Freitag, 30. Oktober 2009

A Verdade é Soberana Nesta Casa


Vivi sempre na cabeça e agora conheço o coração. Cabeça esta que sempre aspirou a coração mas que agora por ele se deixou enjaular. Cabeça esta que dita desesperada os termos da minha clausura e opressão mas que este coração rejeita levando-me a labirintos por onde sempre caminhei mas onde nunca me perdi, labirintos que para mim eram corredores bem definidos.

Agora já não sei agarrar-me e não sei onde estou. Levaram a minha tocha e perco-me no negrume do meu interior e fujo, fujo para não encontrar aquilo que sei que me espera no fim deste tango de silêncios, deste carrocel desvairado.

Sempre me pintei como a uma tela mas agora as tintas misturaram-se e já não encontro as cores. As correntes da minha ética partem e o ferro negro é cada dia mais vermelho e a cabeça não suporta e castiga-me com enlaces divinos.

Nem sei porque professo estas palavras, já perdi o seu significado, quanto mais vejo mais odeio este retrato que agora tenta ganhar vida das sombras que o contemplam.

Sombras de formas indefinidas que bailam entre chamas num reflexo de água cristalina que provoca a sede daqueles que a bebem escorrendo em suores frios pelas faces cavadas por um escopro afiado.

E é este o estupro em que consiste o sentimento. É monstro que nos desonra a alma, qual besta amordaçada que rasga com os dentes os quistos que lhe afloram pelo corpo que nos destrói dentro da jaula da nossa ética até ao dia em que se dissolve no sangue de uma intenção não concretizada.

É este o preço dos why should I’s quando se abdicou da urgência dos now’s e não se avança a braçadas largas nas torrentes dos why not’s.

É esta a face do pânico, da angústia não revelada, da cabeça que renega o coração que a domina e se encerra entre smoke and mirrors em personificações daquilo que não se permite que nasça fora das grutas da alma.

Estou esgotado…

A verdade foi parida.
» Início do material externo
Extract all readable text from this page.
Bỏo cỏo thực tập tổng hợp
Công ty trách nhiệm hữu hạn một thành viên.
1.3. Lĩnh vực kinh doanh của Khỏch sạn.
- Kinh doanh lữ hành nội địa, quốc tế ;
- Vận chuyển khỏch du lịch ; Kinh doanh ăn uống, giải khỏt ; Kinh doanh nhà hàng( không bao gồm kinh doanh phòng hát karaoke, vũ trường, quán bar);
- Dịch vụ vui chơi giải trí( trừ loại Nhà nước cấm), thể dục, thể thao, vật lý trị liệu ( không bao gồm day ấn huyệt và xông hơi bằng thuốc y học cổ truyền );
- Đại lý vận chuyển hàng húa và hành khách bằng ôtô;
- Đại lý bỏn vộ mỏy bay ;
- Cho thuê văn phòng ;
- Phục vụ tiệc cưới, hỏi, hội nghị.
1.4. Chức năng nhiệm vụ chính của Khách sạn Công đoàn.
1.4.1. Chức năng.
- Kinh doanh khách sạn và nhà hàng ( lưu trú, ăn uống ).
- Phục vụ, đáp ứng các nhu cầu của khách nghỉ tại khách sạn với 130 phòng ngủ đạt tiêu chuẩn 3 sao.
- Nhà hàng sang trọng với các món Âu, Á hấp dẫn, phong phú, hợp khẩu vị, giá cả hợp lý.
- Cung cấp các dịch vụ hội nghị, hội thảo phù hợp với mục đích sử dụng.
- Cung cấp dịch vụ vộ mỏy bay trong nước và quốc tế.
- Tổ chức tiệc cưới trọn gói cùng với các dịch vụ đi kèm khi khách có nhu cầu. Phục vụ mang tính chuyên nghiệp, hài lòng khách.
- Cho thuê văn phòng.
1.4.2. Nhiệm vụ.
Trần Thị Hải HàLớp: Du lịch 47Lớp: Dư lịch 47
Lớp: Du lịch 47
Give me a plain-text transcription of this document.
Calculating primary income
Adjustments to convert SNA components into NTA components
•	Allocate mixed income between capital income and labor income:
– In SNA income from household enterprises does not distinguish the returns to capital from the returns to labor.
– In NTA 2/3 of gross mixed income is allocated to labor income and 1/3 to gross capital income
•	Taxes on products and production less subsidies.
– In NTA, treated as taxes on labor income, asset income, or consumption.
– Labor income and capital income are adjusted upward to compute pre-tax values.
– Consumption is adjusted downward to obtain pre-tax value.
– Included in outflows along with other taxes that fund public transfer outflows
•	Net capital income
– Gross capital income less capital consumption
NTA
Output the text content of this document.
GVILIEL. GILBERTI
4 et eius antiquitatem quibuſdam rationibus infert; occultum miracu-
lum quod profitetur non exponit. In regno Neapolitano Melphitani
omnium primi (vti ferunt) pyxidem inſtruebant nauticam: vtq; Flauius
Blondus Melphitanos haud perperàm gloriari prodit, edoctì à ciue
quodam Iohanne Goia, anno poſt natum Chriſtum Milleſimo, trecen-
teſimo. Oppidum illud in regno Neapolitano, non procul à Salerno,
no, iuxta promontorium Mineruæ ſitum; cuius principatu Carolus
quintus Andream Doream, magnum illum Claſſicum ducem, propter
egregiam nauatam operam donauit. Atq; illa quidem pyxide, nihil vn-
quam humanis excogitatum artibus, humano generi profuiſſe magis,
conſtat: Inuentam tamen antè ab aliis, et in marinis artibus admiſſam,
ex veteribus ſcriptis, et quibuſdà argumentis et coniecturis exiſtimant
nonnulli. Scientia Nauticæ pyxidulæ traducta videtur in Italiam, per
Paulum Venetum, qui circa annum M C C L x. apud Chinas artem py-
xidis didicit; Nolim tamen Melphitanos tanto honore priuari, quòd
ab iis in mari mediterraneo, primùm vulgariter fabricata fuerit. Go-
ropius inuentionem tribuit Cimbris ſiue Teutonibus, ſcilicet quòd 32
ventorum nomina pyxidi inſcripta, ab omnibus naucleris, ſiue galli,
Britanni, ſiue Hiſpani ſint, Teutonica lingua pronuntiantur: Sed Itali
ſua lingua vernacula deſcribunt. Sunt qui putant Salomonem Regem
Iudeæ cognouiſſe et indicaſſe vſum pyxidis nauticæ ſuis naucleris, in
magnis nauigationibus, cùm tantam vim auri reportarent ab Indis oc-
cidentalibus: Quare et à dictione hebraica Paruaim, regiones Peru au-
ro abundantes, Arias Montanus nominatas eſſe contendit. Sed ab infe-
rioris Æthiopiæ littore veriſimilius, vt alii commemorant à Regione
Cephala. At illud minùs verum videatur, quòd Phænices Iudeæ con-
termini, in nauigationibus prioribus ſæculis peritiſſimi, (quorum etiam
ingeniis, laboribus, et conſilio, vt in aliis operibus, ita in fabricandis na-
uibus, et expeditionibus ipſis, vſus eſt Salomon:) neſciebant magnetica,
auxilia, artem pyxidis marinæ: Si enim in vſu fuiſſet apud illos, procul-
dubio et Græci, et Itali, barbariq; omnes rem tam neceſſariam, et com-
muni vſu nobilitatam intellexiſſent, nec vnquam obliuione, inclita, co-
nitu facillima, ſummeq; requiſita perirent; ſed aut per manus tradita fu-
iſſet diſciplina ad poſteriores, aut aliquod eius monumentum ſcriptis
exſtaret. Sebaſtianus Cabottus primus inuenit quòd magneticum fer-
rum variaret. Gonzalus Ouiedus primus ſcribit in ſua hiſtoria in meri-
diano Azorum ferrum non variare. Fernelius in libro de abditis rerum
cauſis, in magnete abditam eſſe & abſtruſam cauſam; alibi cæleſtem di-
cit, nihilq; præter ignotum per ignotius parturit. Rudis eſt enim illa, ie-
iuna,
É um rebento grande e grotesco que não cabe pelo sifão da minha alma. Tirei-a de cesariana mas só a vi envolta em vestes ensopadas com este meu sangue. A quem anuncio o nascimento? Terá nascido morta? Antes de ser verdade já será mentira? Tem vergonha, por isso está envolta ou será que é a mãe que dela se envergonha?

Nas ilhas aladas, num baptismo de rapina, a Oliveira só dá flor, nunca o fruto.

André Cunha

7 Kommentare:

Filipe hat gesagt…

brilhante, como sempre.

Um abraço

Filipe hat gesagt…

les roses semblent noires, d'ailleurs.

André Cunha hat gesagt…

seulement pendant la nuit...

Filipe hat gesagt…

Coupez-les donc, et laissez grandir des coquelicots.

André Cunha hat gesagt…

Modéstia aparte, gosto imenso da imagem que adulterei para o meu texto. Está quase perfeita embora ontem quando a concebi a achasse sempre incompleta.

Chamei-lhe a sombra e embora este baptismo tenha uma razão profunda em mim, eis que me lembrei que há pouco tempo nos presenteaste com a poesia perfeita para a ilustração que vou vandalizar a meu belo prazer:

Sou uma sombra nocturna de infernal chama,
Pétrea, fera e feral como as memórias de outrora.
Ó Anjo ígneo que impõe o crepúsculo na aurora,
Mais louca e rubra nesta minha cama...

Acho que ficou um bocado pornográfico. Mas usando como base uma obra de Klimt na minha gravura, diria que está perfeito.

Filipe hat gesagt…

modéstia à parte, é a melhor vandalização que clandestinamente fizeram dos meus poemas, até hoje.
A imagem condiz na perfeição.
E aprende a usar sílabas métricas como deve ser, Senhor Abutre, se queres dar cabo dos meus poemas:P

André Cunha hat gesagt…

Abomino as métricas. Se as respeitasse seria uma alteração ou adulteração dependendo do juiz, assim é mesmo vandalismo.